In the past three years, Partnership for Freedom has collaborated on two innovation challenges to inspire, reward, pilot and potentially scale constructive solutions to end labour trafficking and support survivors.
In 2015, PFF called upon developers, designers, advocates and innovators to submit concepts for technological solutions that identify and address labour trafficking in global supply chains for goods and services for the Rethink Supply Chains Challenge.
In the fourth of our challenge finalists series, we chat to GeoPoll, a mobile survey platform collecting and sharing labour condition data from workers via SMS, Interactive Voice Response and mobile web.
// Can you share with us the mobile solutions GeoPoll has in identifying and addressing labour trafficking in global supply chains?
GeoPoll is a mobile survey platform with a database of over 200 million users across 20+ countries in Africa and Asia. This flexible platform sends messages by SMS, voice recording or mobile web and can be utilized to collect information from workers or their friends and family, and to relay information back to these same groups. GeoPoll plans to collect data directly from these citizens on prevalence of trafficking, working conditions and other challenges workers face. This will allow us to pinpoint locations of risks and vulnerabilities for workers and youth. We will then ensure the resulting data is provided to groups who can act on this information to improve labor trafficking and poor working conditions.
// And how do the solutions address workers’ voices, recruitment and traceability?
Previously it has been very difficult for local workers at the bottom of the global supply chain to make their voices heard. The prevalence of the mobile phone in many developing countries has opened up a new line of communication to workers, allowing us to reach them directly to find out about poor working conditions and country or region of recruitment. GeoPoll primarily communicates with workers through their own mobile phones, which will allow for a larger collective voice than an individual worker may have alone. By carefully crafting and asking questions of workers, GeoPoll will collect data that will improve supply chain transparency and ultimately drive action and accountability through our local partners.
// What are the biggest challenges of collecting and sharing labour condition data from workers via SMS, Interactive Voice Response and mobile web to eliminate forced labor?
Our pilot research for this project in Lake Victoria, Kenya has shown several challenges in collecting data through mobile phones to eliminate forced labor. The first is ensuring we access the right respondents, and that they understand the questions and are willing and able to respond. GeoPoll has had success reaching specific groups of respondents in the past, including farmers of specific crops and mothers of young children—and with the proper steps we are confident in our ability to reach the right respondents. Most importantly, we must ensure that the collected data is then shared with the right groups who can work to improve labor conditions.
// Can you tell us of a past example when data taken from a GeoPoll survey encouraged action at a local level?

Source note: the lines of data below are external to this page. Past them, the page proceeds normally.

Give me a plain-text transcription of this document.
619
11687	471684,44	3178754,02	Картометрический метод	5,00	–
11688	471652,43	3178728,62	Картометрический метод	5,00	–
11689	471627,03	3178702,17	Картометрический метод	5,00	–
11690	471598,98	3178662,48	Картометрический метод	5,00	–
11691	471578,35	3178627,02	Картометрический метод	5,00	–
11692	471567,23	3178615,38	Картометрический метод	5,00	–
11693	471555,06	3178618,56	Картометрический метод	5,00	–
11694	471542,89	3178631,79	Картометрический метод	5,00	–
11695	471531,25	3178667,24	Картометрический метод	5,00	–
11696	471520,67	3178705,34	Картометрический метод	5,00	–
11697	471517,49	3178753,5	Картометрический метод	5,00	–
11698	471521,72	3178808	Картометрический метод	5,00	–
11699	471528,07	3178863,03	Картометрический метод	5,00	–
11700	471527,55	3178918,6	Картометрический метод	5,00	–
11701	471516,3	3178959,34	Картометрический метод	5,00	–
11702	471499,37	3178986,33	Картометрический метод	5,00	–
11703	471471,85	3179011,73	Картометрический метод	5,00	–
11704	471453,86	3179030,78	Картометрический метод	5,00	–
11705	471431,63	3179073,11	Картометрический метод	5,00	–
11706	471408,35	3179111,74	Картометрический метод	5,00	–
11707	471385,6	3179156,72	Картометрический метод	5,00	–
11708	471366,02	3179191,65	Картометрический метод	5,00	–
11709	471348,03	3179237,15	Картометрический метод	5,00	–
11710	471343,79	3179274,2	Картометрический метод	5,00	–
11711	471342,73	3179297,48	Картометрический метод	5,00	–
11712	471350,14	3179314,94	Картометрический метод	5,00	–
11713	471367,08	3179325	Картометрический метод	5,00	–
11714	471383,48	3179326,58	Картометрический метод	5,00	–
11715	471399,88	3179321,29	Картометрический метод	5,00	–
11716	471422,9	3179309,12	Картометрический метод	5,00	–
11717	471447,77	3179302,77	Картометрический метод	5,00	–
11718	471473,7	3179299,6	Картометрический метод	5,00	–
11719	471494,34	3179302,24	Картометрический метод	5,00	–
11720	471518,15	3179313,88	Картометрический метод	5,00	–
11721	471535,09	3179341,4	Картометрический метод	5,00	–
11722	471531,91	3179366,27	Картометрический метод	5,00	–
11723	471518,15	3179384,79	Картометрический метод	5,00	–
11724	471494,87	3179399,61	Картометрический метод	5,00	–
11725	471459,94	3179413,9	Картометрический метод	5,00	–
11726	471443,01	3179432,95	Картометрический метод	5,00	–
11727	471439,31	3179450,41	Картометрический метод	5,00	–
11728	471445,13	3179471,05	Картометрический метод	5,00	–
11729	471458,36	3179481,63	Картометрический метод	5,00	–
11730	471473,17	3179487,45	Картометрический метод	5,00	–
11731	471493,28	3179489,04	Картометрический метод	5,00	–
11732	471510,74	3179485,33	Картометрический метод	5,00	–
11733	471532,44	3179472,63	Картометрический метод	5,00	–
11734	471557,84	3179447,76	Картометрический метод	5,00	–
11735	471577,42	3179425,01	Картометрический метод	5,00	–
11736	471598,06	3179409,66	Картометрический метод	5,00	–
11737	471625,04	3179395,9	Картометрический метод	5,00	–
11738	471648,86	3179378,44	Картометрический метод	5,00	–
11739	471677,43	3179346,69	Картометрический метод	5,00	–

In addition to helping large organizations like the World Food Programme and Coca Cola better allocate their aid and advertising funds through regular citizen surveying, GeoPoll has also supported hyper-local actors with ongoing monitoring. In Ebola-affected West Africa, Internews and Keystone Accountability both use GeoPoll public perception trackers to monitor progress in battling Ebola fears and misperceptions in local communities.
// What projected impact will your solutions have regarding forced labour issues in five years time should GeoPoll be the Rethink Supply Chains winner?
Today we rely on infrequent samples of only some aspects of supply chains to provide information on poor labor conditions. In the future, as mobile technology continues on its track for ubiquity, more data will factor into supply chain monitoring. We believe that communicating directly with workers at a local level is imperative to improving transparency for labor issues and supply chains worldwide. Our solution is highly scalable and will be implemented in several stages—ultimately NGOs and companies worldwide will be able to leverage mobile data collection in many formats to track labor issues.
"In Ebola-affected West Africa, Internews and Keystone Accountability both use GeoPoll public perception trackers to monitor progress in battling Ebola fears and misperceptions in local communities."